Massengräber von Gefallenen einer Schlacht wurden bisher im Römischen Reich nur äußerst selten entdeckt. Mit dem Fund aus Simmering gibt es für den Donauraum erstmals einen direkten archäologischen Beleg für Kriege, von denen wir sonst nur aus der antiken Literatur wissen.

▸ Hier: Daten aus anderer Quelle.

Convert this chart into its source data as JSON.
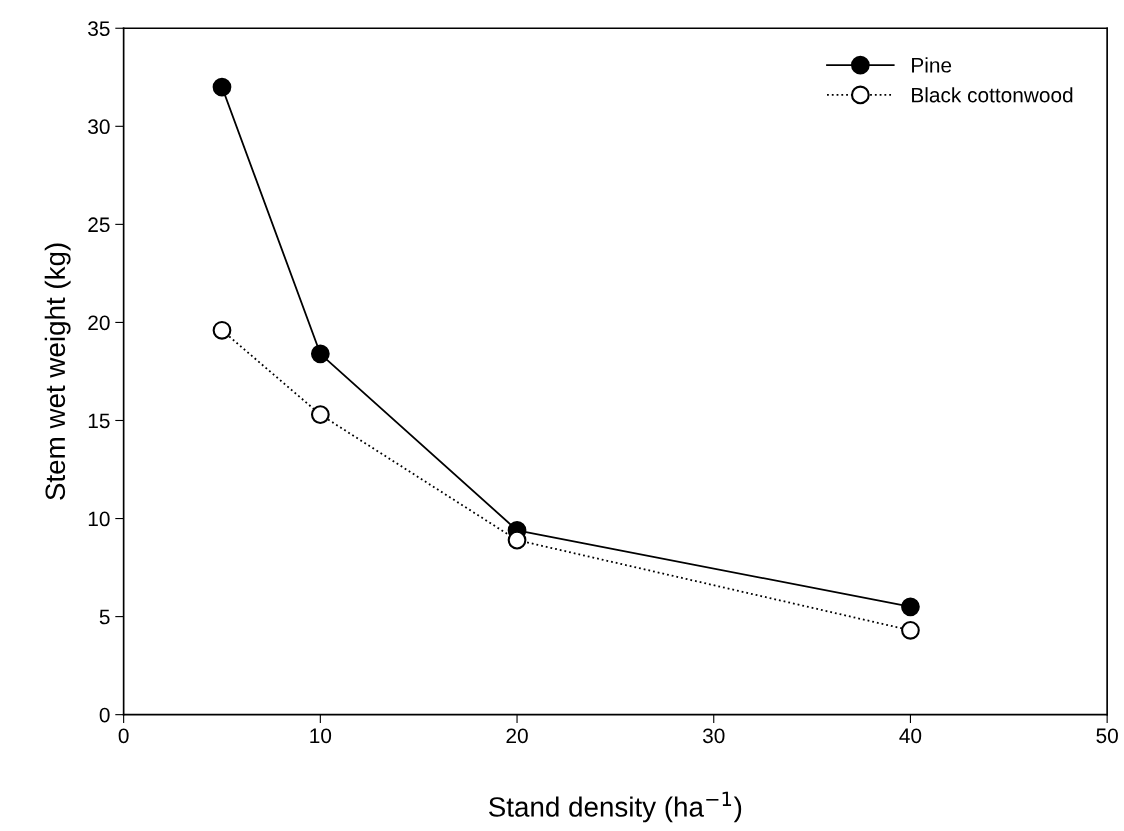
{
  "chart_data": {
    "type": "line",
    "xlabel": "Stand density (ha$^{−1}$)",
    "ylabel": "Stem wet weight (kg)",
    "xlim": [
      0,
      50
    ],
    "xticks": [
      0,
      10,
      20,
      30,
      40,
      50
    ],
    "ylim": [
      0,
      35
    ],
    "yticks": [
      0,
      5,
      10,
      15,
      20,
      25,
      30,
      35
    ],
    "grid": false,
    "legend": "top right",
    "marker": "circle",
    "series": [
      {
        "name": "Pine",
        "color": "#000000",
        "line_style": "solid",
        "x": [
          5,
          10,
          20,
          40
        ],
        "values": [
          32.0,
          18.4,
          9.4,
          5.5
        ]
      },
      {
        "name": "Black cottonwood",
        "color": "#000000",
        "line_style": "dotted",
        "x": [
          5,
          10,
          20,
          40
        ],
        "values": [
          19.6,
          15.3,
          8.9,
          4.3
        ]
      }
    ]
  }
}
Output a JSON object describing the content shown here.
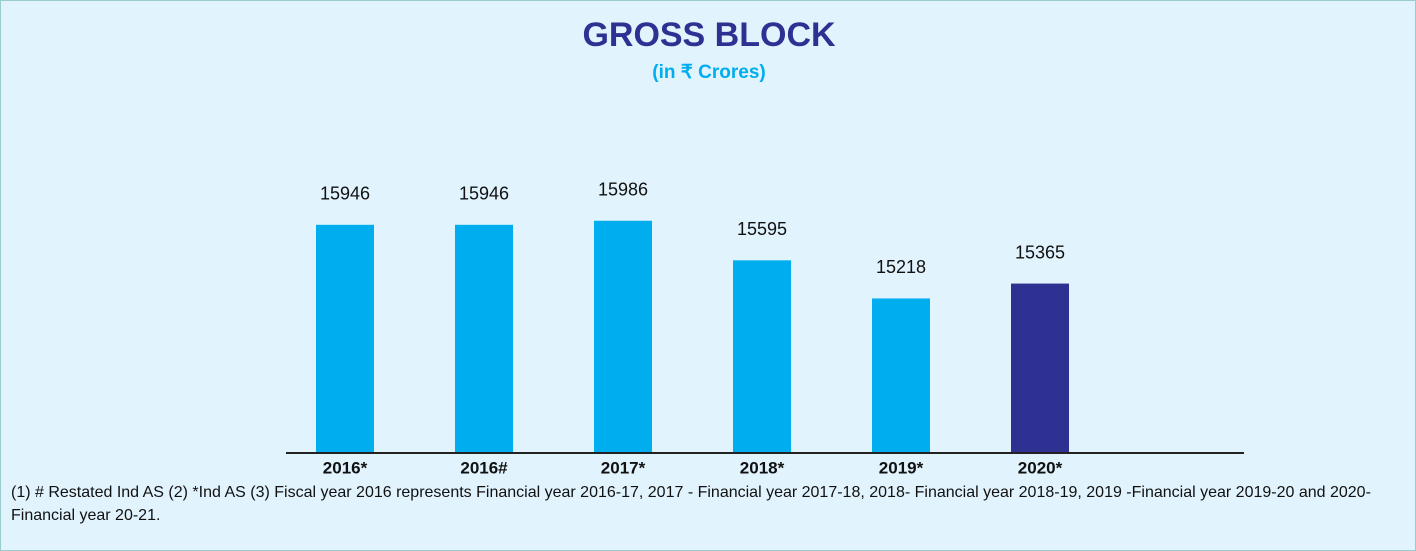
{
  "chart_data": {
    "type": "bar",
    "title": "GROSS BLOCK",
    "subtitle": "(in ₹ Crores)",
    "categories": [
      "2016*",
      "2016#",
      "2017*",
      "2018*",
      "2019*",
      "2020*"
    ],
    "values": [
      15946,
      15946,
      15986,
      15595,
      15218,
      15365
    ],
    "colors": [
      "#00aeef",
      "#00aeef",
      "#00aeef",
      "#00aeef",
      "#00aeef",
      "#2e3192"
    ],
    "ylim": [
      13700,
      16300
    ],
    "note": "(1) # Restated Ind AS (2) *Ind AS (3) Fiscal year 2016 represents Financial year 2016-17, 2017 - Financial year 2017-18, 2018- Financial year 2018-19, 2019 -Financial year 2019-20 and 2020-Financial year 20-21."
  }
}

Wann war erstmals klar, dass es sich hierbei um etwas einzigartiges handeln könnte?
Wir tappten lange im Dunkeln, aus welcher Zeit das Massengrab stammt. Erst als wir das Röntgenbild von der Dolchscheide in der Hand hielten, war klar: es ist römisch. Im Röntgenbild erkennt man ganz deutlich die unter dem Rost versteckten Verzierungen aus Einlegearbeit mit Silberdraht.
Wie muss man sich das Leben im ersten Jahrhundert im Großraum Wien vorstellen? Wer lebte hier und wie?
Seit etwa 89 n. Chr. gab es ein Hilfstruppenkastell, etwa im Bereich des heutigen Schottenklosters im 1. Bezirk, mit einem vicus, einem Lagerdorf, rundherum. Im Wiener Becken ist mit verschiedenen Gutshöfen und Siedlungen zu rechnen, beispielsweise im Liesingtal. Hier lebte ein Bevölkerungsgemisch aus lokalen Bewohnern mit zum Teil keltischen Wurzeln und Personengruppen aus verschiedenen Teilen des Römischen Reichs, die häufig im Gefolge der Truppen hierher gekommen sind.
Warum war dieses Gebiet für die Römer so interessant, dass sie hier Krieg führten?
Die Römer führten hier Krieg, weil es an der Donaugrenze immer wieder zu Einfällen von verschiedenen germanischen Stämmen gekommen ist. Pannonien war zwar seit 9 n. Chr. römische Provinz, aber die politischen Verhältnisse waren im ausgehenden ersten Jahrhundert äußerst instabil.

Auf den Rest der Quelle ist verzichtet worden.